The lesson is to remember that YOU HAVE A CHOICE TO SEE A DOCTOR OF YOUR OWN CHOICE.

Why should it matter which doctor you see if you are injured at work?

It shouldn't, but in reality it does, and a "doctor battle" is often the tipping point of many workers' comp cases.

A very common scenario is when an injured worker is taken to the "company clinic," where the friendly doctor finds that the employee has a mild back strain and can return to work with no treatment within days. Weeks later, the employee is still in pain and contacts a lawyer. The lawyer suggests the employee find a doctor with some expertise in back injuries, and, not surprisingly, that doctor orders the worker off work. If the worker heeds his or her own doctor's orders, he or she may be fired by the employer, based upon the fiction that he or she was "released for work without restrictions" by the "company doctor." Once the worker is behind this wall, it is often hard to resuscitate his workers' compensation case.

Similarly, another common situation occurs when the employee does see his or her own physician immediately, who might order rest, time off work, and therapy. At some point, the employer has a right, under Section 12 of the Act (often erroneously referred to as "Independent Medical Exams," or IMEs), to have a doctor of its own choice examine the worker. Often, this doctor will disagree with the first doctor.

Think of how an arbitrator deciding these cases would view this situation differently from the first scenario. In the first case, the first person to treat the patient said he was fine while the second one found a more serious injury. If you assume the injured worker was doctor shopping so he or she could take off work (and potentially get paid some money under WC), then you might view the first doctor as more credible. While this may not be true, it is often hard to "undo" that which has already been done.

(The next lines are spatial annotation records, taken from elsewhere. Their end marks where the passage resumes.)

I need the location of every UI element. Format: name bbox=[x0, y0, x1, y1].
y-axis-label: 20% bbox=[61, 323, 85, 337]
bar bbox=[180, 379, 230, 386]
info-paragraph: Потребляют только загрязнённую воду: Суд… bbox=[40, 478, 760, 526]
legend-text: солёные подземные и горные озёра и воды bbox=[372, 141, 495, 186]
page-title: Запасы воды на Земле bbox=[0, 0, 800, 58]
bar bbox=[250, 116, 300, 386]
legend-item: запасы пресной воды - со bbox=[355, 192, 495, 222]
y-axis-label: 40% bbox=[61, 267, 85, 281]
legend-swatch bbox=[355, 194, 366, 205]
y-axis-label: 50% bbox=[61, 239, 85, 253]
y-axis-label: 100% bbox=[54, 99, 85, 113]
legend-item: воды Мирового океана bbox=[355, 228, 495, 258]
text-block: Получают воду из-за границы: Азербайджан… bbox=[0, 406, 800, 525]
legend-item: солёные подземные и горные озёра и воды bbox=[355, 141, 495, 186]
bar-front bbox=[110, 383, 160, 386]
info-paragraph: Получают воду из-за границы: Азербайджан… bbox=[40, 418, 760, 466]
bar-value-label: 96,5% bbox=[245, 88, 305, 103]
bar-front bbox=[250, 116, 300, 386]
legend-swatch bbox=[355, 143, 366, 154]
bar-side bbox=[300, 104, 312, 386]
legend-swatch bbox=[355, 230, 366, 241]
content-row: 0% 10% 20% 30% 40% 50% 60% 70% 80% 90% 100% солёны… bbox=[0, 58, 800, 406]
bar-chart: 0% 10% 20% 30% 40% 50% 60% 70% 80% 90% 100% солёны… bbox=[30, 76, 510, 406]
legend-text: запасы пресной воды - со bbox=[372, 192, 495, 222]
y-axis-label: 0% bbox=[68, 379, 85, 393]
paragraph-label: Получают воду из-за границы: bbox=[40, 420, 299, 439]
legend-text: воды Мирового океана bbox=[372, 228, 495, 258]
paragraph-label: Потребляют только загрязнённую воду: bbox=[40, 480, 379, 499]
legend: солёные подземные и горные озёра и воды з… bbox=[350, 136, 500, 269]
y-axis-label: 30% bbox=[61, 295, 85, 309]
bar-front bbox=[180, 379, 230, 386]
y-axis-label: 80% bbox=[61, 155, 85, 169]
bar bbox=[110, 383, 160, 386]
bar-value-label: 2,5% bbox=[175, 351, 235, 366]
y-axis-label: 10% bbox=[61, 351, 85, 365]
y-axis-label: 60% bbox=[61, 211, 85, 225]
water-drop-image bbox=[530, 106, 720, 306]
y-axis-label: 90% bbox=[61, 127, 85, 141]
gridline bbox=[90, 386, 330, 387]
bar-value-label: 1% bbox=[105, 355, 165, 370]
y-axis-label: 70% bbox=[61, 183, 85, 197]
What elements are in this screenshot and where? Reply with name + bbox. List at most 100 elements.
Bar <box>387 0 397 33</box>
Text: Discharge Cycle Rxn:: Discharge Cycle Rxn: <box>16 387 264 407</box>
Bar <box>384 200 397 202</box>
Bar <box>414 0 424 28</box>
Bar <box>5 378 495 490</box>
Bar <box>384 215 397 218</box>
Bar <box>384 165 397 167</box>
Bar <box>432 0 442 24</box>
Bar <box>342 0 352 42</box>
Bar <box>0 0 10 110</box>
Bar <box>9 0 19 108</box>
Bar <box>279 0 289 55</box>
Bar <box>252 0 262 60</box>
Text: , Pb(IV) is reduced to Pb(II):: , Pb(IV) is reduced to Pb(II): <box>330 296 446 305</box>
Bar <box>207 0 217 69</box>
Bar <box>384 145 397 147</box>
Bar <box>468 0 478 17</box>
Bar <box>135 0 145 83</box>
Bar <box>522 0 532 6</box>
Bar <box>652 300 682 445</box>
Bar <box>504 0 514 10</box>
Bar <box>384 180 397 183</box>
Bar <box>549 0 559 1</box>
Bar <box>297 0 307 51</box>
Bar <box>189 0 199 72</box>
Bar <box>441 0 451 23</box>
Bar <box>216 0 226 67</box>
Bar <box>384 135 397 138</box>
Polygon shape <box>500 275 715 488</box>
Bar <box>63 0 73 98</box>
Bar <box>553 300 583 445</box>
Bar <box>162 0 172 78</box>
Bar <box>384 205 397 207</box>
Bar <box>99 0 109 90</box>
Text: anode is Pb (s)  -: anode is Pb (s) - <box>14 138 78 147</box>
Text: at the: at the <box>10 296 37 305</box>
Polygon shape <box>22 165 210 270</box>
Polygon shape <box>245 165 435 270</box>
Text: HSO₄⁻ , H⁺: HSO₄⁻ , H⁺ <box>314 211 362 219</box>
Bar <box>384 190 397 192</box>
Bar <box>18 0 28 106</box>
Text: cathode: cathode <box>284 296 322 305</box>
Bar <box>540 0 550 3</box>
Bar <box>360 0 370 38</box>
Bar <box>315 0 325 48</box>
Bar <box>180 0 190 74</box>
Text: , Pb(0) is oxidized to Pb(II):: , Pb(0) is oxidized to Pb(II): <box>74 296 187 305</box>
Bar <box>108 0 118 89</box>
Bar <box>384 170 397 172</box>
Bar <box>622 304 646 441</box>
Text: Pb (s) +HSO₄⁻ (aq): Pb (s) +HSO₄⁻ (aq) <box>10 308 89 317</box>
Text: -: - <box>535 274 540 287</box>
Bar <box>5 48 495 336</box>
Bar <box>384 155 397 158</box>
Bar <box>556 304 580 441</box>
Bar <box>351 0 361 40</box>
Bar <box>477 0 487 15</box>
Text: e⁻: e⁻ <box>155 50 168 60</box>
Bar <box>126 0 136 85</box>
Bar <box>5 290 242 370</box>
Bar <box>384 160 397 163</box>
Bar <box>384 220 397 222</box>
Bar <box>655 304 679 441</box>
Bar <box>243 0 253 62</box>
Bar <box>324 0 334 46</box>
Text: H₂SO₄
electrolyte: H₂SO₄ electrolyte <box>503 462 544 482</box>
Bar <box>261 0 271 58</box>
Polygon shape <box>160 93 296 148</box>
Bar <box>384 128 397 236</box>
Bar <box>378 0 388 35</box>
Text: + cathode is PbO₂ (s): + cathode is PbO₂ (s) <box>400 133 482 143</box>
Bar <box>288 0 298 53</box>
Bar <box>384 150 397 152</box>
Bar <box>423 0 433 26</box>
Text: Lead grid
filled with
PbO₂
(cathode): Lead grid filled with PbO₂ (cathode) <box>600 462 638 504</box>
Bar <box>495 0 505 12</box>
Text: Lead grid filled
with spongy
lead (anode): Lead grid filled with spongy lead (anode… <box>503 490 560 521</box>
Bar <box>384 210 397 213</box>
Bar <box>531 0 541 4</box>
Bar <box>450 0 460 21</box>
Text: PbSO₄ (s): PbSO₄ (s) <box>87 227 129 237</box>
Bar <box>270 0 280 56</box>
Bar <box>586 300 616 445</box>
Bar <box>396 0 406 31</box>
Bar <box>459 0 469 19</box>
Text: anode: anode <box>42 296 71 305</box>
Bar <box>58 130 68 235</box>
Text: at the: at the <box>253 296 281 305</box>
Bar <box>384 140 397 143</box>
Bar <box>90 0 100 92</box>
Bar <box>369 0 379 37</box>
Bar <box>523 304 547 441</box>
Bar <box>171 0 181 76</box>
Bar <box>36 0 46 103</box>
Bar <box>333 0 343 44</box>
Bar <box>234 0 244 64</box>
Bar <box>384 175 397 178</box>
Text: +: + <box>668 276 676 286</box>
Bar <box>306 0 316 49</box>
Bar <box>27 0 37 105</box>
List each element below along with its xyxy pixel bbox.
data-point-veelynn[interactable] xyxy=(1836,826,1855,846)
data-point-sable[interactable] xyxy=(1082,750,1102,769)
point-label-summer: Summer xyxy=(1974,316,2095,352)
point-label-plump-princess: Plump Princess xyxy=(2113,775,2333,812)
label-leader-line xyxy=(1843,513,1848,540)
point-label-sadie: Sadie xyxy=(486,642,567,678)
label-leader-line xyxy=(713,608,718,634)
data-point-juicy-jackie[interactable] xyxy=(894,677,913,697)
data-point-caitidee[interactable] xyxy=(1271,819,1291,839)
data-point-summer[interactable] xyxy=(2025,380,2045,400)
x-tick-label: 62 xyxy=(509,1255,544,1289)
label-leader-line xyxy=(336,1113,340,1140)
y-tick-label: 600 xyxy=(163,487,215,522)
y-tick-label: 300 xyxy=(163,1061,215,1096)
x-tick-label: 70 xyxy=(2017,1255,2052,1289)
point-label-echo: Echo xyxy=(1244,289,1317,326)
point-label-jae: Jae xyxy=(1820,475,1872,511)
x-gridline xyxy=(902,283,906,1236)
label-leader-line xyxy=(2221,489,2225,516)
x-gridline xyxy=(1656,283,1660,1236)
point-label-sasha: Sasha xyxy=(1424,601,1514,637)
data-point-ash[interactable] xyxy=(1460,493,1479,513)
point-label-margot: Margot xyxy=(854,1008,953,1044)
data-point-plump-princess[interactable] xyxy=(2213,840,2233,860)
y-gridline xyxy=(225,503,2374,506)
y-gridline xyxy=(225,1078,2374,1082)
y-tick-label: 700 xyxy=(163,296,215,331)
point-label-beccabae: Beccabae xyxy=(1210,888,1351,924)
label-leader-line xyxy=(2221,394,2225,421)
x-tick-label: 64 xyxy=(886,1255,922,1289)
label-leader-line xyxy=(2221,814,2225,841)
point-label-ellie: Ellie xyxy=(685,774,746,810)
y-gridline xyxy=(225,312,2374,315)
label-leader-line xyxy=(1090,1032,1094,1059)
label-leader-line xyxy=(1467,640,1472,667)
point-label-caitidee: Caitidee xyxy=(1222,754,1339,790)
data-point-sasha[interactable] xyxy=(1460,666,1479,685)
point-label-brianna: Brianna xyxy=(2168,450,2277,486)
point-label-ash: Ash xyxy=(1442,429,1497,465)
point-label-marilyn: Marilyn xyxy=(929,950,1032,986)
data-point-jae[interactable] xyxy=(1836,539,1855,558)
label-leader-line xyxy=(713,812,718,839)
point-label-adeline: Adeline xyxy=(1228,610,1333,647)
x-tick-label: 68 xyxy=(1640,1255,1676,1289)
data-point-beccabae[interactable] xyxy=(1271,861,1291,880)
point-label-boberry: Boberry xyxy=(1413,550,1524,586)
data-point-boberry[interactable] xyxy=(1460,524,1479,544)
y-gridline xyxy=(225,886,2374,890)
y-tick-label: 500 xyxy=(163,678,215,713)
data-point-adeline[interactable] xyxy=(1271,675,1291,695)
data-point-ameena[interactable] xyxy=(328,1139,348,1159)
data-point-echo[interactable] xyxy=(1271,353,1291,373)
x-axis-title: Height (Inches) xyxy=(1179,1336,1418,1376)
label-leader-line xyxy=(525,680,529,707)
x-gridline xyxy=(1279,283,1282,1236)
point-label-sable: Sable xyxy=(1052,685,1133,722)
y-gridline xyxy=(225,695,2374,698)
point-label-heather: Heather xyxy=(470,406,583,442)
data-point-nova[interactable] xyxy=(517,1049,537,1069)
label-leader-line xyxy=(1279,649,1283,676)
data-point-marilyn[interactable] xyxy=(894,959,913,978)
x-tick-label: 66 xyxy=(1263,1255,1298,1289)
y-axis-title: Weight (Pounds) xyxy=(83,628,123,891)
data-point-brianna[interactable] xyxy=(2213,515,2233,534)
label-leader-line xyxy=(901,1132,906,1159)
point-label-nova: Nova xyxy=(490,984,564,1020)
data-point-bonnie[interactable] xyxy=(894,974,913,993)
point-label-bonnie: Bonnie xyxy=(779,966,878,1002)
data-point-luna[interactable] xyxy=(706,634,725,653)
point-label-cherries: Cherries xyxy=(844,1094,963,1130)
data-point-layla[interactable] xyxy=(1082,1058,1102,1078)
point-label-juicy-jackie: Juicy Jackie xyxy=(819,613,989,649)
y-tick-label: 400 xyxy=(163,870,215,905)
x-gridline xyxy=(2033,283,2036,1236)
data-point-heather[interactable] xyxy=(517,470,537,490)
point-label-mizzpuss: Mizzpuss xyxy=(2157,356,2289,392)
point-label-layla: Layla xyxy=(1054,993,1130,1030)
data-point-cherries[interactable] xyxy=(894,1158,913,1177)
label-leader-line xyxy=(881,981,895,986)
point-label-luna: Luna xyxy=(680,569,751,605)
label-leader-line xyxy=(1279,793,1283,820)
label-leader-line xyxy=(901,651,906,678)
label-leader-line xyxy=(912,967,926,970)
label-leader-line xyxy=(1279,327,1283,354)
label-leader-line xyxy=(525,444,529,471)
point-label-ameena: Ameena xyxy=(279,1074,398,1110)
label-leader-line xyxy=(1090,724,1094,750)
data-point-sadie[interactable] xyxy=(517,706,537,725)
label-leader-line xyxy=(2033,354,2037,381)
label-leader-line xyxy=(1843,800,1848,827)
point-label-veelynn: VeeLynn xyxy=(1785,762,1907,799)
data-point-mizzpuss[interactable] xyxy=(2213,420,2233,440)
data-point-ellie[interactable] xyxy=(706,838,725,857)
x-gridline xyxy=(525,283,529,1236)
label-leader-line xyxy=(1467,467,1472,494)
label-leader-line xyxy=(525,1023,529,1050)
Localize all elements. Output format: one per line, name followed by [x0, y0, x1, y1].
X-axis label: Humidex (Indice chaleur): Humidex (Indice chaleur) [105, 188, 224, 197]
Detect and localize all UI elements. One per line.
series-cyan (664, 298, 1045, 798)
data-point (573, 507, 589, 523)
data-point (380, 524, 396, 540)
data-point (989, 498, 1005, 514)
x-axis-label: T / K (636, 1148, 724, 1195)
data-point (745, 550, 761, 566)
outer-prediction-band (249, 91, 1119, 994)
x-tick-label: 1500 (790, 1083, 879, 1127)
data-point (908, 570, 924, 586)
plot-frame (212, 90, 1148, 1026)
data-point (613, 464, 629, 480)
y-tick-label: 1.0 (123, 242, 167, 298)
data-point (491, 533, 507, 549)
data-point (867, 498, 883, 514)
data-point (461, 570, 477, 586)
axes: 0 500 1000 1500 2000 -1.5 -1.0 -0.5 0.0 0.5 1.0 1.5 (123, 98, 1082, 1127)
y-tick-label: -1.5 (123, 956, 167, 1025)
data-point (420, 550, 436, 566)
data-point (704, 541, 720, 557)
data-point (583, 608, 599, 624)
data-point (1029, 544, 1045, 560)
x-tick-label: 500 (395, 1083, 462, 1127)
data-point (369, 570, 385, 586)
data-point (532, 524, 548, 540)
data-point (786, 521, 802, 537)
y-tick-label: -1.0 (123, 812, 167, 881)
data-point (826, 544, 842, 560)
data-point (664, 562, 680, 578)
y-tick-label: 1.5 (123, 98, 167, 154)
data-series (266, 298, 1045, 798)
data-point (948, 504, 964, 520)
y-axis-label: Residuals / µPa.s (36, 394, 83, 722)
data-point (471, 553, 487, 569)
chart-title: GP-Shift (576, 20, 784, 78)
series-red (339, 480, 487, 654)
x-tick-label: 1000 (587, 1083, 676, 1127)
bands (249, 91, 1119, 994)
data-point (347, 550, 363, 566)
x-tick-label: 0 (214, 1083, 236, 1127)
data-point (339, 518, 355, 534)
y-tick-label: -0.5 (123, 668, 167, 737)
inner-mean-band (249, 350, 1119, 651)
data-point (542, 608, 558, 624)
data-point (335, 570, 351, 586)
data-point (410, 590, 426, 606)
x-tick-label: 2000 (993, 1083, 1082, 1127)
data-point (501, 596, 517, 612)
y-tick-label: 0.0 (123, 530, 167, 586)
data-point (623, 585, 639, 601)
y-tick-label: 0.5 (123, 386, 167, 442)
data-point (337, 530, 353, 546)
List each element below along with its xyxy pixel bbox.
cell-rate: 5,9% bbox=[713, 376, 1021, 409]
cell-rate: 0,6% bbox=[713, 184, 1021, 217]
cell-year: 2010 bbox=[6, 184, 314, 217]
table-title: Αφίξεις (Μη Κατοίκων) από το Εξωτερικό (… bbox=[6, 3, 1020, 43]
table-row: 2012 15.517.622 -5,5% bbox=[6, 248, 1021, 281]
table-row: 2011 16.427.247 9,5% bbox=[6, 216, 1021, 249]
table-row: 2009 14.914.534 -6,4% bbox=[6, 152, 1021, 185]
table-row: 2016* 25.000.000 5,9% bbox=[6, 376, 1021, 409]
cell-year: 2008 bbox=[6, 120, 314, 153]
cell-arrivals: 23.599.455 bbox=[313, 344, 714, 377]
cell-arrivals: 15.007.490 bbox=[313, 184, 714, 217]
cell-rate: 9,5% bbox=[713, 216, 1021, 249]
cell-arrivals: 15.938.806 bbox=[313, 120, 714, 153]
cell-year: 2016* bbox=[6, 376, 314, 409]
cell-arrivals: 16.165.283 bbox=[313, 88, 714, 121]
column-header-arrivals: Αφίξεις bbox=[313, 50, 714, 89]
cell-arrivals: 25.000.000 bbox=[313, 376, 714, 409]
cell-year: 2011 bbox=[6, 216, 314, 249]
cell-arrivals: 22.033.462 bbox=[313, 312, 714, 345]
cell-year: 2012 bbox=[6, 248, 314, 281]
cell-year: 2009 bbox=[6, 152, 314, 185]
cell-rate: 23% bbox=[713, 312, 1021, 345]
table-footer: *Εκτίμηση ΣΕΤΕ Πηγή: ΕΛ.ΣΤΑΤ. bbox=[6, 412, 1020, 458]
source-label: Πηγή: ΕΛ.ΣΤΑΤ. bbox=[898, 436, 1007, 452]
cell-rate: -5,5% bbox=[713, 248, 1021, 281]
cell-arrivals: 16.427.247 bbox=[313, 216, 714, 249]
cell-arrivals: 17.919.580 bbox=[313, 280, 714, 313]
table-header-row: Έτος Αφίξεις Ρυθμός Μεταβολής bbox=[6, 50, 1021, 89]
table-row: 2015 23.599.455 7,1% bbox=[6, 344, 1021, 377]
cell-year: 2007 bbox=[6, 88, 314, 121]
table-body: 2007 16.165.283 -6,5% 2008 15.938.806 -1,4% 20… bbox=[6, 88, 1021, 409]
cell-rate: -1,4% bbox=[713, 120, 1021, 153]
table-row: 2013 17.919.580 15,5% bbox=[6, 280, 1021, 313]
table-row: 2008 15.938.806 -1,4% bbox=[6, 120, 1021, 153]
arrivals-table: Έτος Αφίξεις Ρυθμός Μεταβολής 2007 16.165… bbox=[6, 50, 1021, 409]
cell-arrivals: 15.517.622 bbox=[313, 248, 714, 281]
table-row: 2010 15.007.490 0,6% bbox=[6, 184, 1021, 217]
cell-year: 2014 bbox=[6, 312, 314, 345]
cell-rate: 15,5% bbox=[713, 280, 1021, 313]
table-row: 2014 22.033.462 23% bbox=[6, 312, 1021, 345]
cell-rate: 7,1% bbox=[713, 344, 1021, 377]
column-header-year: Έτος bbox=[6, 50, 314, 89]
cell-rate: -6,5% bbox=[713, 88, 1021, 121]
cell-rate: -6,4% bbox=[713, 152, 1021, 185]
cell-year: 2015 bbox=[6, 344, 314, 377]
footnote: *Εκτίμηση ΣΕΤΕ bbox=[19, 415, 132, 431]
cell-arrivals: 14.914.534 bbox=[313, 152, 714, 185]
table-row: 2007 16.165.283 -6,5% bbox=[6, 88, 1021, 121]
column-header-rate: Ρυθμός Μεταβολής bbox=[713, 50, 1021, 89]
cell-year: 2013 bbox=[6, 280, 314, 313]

Why All Doctors Are Not Free of Bias in Workers' Compensation

I would love to report that all doctors are completely free of bias in all situations, and, for the great majority of doctors and health care providers, I would be absolutely correct.

There is, unfortunately, some inherent bias that comes with the territory, as alluded to above in talking about the "company clinic." Stated simply, a provider who gets all the injured workers brought to its doors from a particular company, or who receives a great deal of Section 12 work from a particular insurance carrier or workplace, might just work a bit harder to find a patient ready to return to work. Or, more starkly, that doctor may opine that surgery is not necessary whereas the worker's own doctor has already recommended such intervention.

Similarly, there is no denying that some "WC mills" exist, where injured workers are shuffled through possibly unnecessary treatment, with bills to be paid by the WC insurance carrier. Often, arbitrators find the opinions of physicians at these clinics as unreliable as those from the "employer's doctor."

The best choice for a worker is to choose someone reputable with experience in this type of injury. It is never a bad idea to have a few names chosen in advance for that "just in case" scenario.

What You Can and Should Do

Every worker injured while working (and, as stated in past blogs, this does NOT need to be the typical industrial injury) owes him-or herself the favor of knowing in advance what doctor choices he or she has, and, perhaps even keeping that information handy.

The simple fact is that if you are hurt while working, your best choice is to see a health care provider who is competent in treating the type of injury you have, and who is not seen as biased to either employers or employees. Knowing the possible negative repercussions of choosing the wrong doctor, or, not choosing your own doctor at all, is invaluable.